At least 20 people were killed and 30 more wounded in the attack in Mahmudiyah, 30 kilometres (20 miles) south-west of the capital, in one of the bloodiest attacks of its type in recent weeks.
In an earlier blast, a suicide attacker detonated a bomb on board a bus returning from one of Baghdad's largest markets, killing four people and wounding 15, mainly women and children headed home with shopping.
The deadly attacks came as US military casualties continued to mount three more marines were reported dead and as militias skirmished with Iraqi police in at least two southern cities.
Meanwhile, US President George Bush met with his top military commanders and advisors to mull over their strategy in Iraq.
Children's clothes and toys were scattered across a bridge over the Tigris that runs from one of Baghdad's biggest public markets, crammed with families preparing for next week's Eid which marks the end of Ramazan.
"Is this the Makkah document? Killing children and those buying toys for them?" roared Abu Sajad, a stocky white-bearded man in his 50s at the scene. "The holidays are the only days now when children are happy."

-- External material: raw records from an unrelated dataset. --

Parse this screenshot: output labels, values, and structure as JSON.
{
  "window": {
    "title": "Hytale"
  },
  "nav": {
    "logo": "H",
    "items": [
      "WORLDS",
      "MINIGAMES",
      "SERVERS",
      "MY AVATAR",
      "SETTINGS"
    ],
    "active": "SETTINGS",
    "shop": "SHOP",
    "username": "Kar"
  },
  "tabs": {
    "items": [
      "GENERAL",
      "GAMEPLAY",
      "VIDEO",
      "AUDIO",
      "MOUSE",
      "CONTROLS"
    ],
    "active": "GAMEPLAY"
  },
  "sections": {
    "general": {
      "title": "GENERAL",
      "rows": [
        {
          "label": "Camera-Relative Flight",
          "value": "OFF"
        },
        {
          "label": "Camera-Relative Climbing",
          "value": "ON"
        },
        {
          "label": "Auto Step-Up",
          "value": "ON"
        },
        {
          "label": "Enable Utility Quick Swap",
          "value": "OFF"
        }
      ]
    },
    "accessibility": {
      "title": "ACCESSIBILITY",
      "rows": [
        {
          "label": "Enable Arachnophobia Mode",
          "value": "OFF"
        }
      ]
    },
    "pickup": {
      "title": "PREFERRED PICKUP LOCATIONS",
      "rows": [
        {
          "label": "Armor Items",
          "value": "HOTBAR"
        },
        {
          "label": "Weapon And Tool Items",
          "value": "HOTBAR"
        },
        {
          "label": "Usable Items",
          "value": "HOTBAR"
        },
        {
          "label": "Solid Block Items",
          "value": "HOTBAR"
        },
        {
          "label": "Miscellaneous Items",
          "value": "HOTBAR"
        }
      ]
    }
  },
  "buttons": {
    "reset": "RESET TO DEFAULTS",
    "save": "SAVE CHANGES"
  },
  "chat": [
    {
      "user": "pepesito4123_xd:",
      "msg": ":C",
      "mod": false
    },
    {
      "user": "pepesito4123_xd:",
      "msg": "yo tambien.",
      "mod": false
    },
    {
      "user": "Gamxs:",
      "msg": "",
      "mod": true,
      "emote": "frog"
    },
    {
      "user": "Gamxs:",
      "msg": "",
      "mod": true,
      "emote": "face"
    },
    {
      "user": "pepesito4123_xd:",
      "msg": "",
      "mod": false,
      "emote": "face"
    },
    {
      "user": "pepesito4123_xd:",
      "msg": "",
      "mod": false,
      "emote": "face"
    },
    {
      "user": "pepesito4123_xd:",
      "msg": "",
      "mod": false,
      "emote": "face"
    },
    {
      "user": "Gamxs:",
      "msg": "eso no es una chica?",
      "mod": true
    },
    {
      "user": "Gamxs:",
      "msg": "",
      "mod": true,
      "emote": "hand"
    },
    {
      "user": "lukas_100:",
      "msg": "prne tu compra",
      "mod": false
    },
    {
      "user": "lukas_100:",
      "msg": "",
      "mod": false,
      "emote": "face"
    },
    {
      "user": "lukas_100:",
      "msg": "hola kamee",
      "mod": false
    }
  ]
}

He was referring to a meeting in the holy city of Makkah, Saudi Arabia of 29 religious leaders from bitterly divided Sunni and Shia sects that was aimed at stanching the bloody sectarian violence in Iraq.

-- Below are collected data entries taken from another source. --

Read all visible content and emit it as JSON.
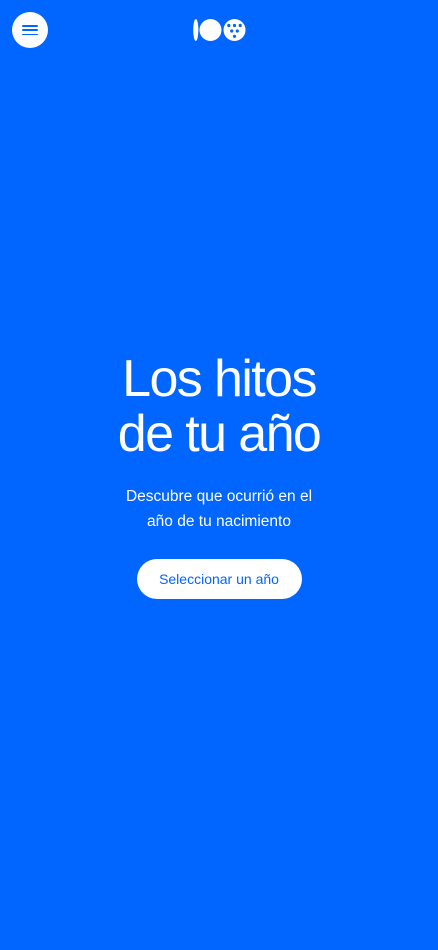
{
  "colors": {
    "background": "#0066ff",
    "text": "#ffffff",
    "button_background": "#ffffff",
    "button_text": "#0066ff"
  },
  "header": {
    "menu_icon": "hamburger-menu-icon",
    "logo_icon": "brand-logo-100"
  },
  "hero": {
    "title_line_1": "Los hitos",
    "title_line_2": "de tu año",
    "subtitle_line_1": "Descubre que ocurrió en el",
    "subtitle_line_2": "año de tu nacimiento",
    "button_label": "Seleccionar un año"
  }
}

They urged Iraqis not to shed Muslim blood and called on them to "join ranks with a view to the independence of Iraq and its territorial integrity".

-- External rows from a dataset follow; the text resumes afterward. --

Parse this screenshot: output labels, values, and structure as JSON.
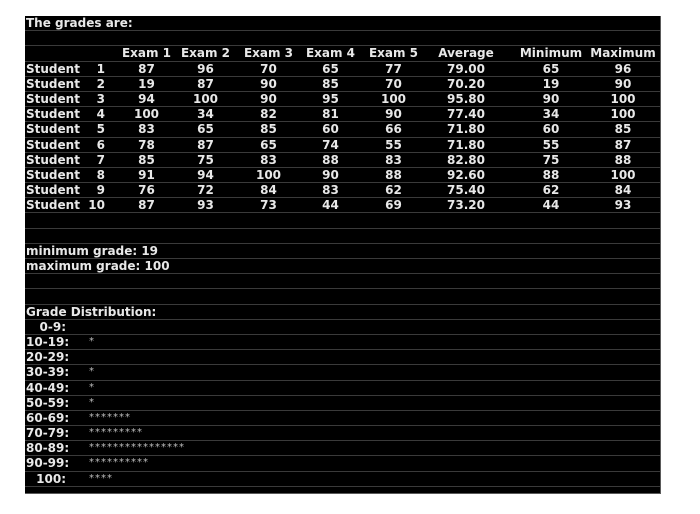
{
  "title": "The grades are:",
  "table": {
    "headers": [
      "Exam 1",
      "Exam 2",
      "Exam 3",
      "Exam 4",
      "Exam 5",
      "Average",
      "Minimum",
      "Maximum"
    ],
    "rows": [
      {
        "label": "Student",
        "num": "1",
        "values": [
          "87",
          "96",
          "70",
          "65",
          "77",
          "79.00",
          "65",
          "96"
        ]
      },
      {
        "label": "Student",
        "num": "2",
        "values": [
          "19",
          "87",
          "90",
          "85",
          "70",
          "70.20",
          "19",
          "90"
        ]
      },
      {
        "label": "Student",
        "num": "3",
        "values": [
          "94",
          "100",
          "90",
          "95",
          "100",
          "95.80",
          "90",
          "100"
        ]
      },
      {
        "label": "Student",
        "num": "4",
        "values": [
          "100",
          "34",
          "82",
          "81",
          "90",
          "77.40",
          "34",
          "100"
        ]
      },
      {
        "label": "Student",
        "num": "5",
        "values": [
          "83",
          "65",
          "85",
          "60",
          "66",
          "71.80",
          "60",
          "85"
        ]
      },
      {
        "label": "Student",
        "num": "6",
        "values": [
          "78",
          "87",
          "65",
          "74",
          "55",
          "71.80",
          "55",
          "87"
        ]
      },
      {
        "label": "Student",
        "num": "7",
        "values": [
          "85",
          "75",
          "83",
          "88",
          "83",
          "82.80",
          "75",
          "88"
        ]
      },
      {
        "label": "Student",
        "num": "8",
        "values": [
          "91",
          "94",
          "100",
          "90",
          "88",
          "92.60",
          "88",
          "100"
        ]
      },
      {
        "label": "Student",
        "num": "9",
        "values": [
          "76",
          "72",
          "84",
          "83",
          "62",
          "75.40",
          "62",
          "84"
        ]
      },
      {
        "label": "Student",
        "num": "10",
        "values": [
          "87",
          "93",
          "73",
          "44",
          "69",
          "73.20",
          "44",
          "93"
        ]
      }
    ]
  },
  "summary": {
    "min_line": "minimum grade: 19",
    "max_line": "maximum grade: 100"
  },
  "distribution": {
    "title": "Grade Distribution:",
    "bins": [
      {
        "label": "0-9:",
        "count": 0,
        "stars": ""
      },
      {
        "label": "10-19:",
        "count": 1,
        "stars": "*"
      },
      {
        "label": "20-29:",
        "count": 0,
        "stars": ""
      },
      {
        "label": "30-39:",
        "count": 1,
        "stars": "*"
      },
      {
        "label": "40-49:",
        "count": 1,
        "stars": "*"
      },
      {
        "label": "50-59:",
        "count": 1,
        "stars": "*"
      },
      {
        "label": "60-69:",
        "count": 7,
        "stars": "*******"
      },
      {
        "label": "70-79:",
        "count": 9,
        "stars": "*********"
      },
      {
        "label": "80-89:",
        "count": 16,
        "stars": "****************"
      },
      {
        "label": "90-99:",
        "count": 10,
        "stars": "**********"
      },
      {
        "label": "100:",
        "count": 4,
        "stars": "****"
      }
    ]
  }
}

The text included calls to safeguard the "goods, blood and honour of Muslims", to free innocent people who have been abducted, and to "allow displaced people to return to their place of origin".
A few hours after the bus bomb, a second blast near the health ministry killed one person and wounded three.
Iraq's mixed provinces, such as Baghdad, Diyala and Kirkuk, have been swept by violence as gunmen from rival communities target civilians and leave piles of corpses in city streets.
In Diyala province alone, 9,000 people have been killed since the fall of the old regime in March 2003 and at least 30,000 displaced -- most of them Shiites, said the provincial police commander.
On Saturday police in the province found six more bodies of dead people, including three without heads.
In the southern city of Amara, government envoys negotiated a cease-fire after two days of deadly clashes between police and Shiite militiamen left two dozen dead.
But fighting flared elsewhere, with clashes reported in the south-central towns of Suweira and Hilla.
Interior Minister Jawad Bolani met with Moqtada al-Sadr, one of the most powerful militia leaders in the country, and praised him for his efforts to end the Amara clashes.
The Makkah meeting, held under the auspices of the Organisation of the Islamic Conference, was just the latest of many calls by the country's leaders for an end to internecine killing.
Nevertheless, many Iraqis clung to the hope that the prestigious and sacred site of the meeting, in Islam's holiest city, would have an impact.
"The document of Makkah was born inside the noble Makkah shrine, a few metres away from the Holy Kaaba and at the end of the holy month of Ramazan," said an optimistic front-page editorial in the state-owned daily Al-Sabah.
"This means that the values of Islam and divine teachings shall be a witness," it said.
But Baghdad bookstore owner Emad Abdel Hussein, 35, noted that it would not work unless the warring parties themselves want stability.
"I doubt it will be implemented any time soon unless some sort of active implementation measure is provided," he told AFP.
US Ambassador Zalmay Khalilzad applauded Iraq's leaders for the conference but also emphasised the key was implementation.
"I urge Iraqi leaders to respond to this moral compact by doing everything possible to stop the killing of the innocent," he said. "Iraqis have suffered enough."
Since the February bombing of a Shiite shrine north of Baghdad, the violence has increasingly resembled a civil war, in a succession of tit-for-tat killings.
This has led many to lose confidence in state security organs and instead put their faith in armed groups for protection.
Attempts by coalition troops to hand control of the country to Iraq's security forces have foundered as local forces have in many cases collaborated with militias or been intimidated by them.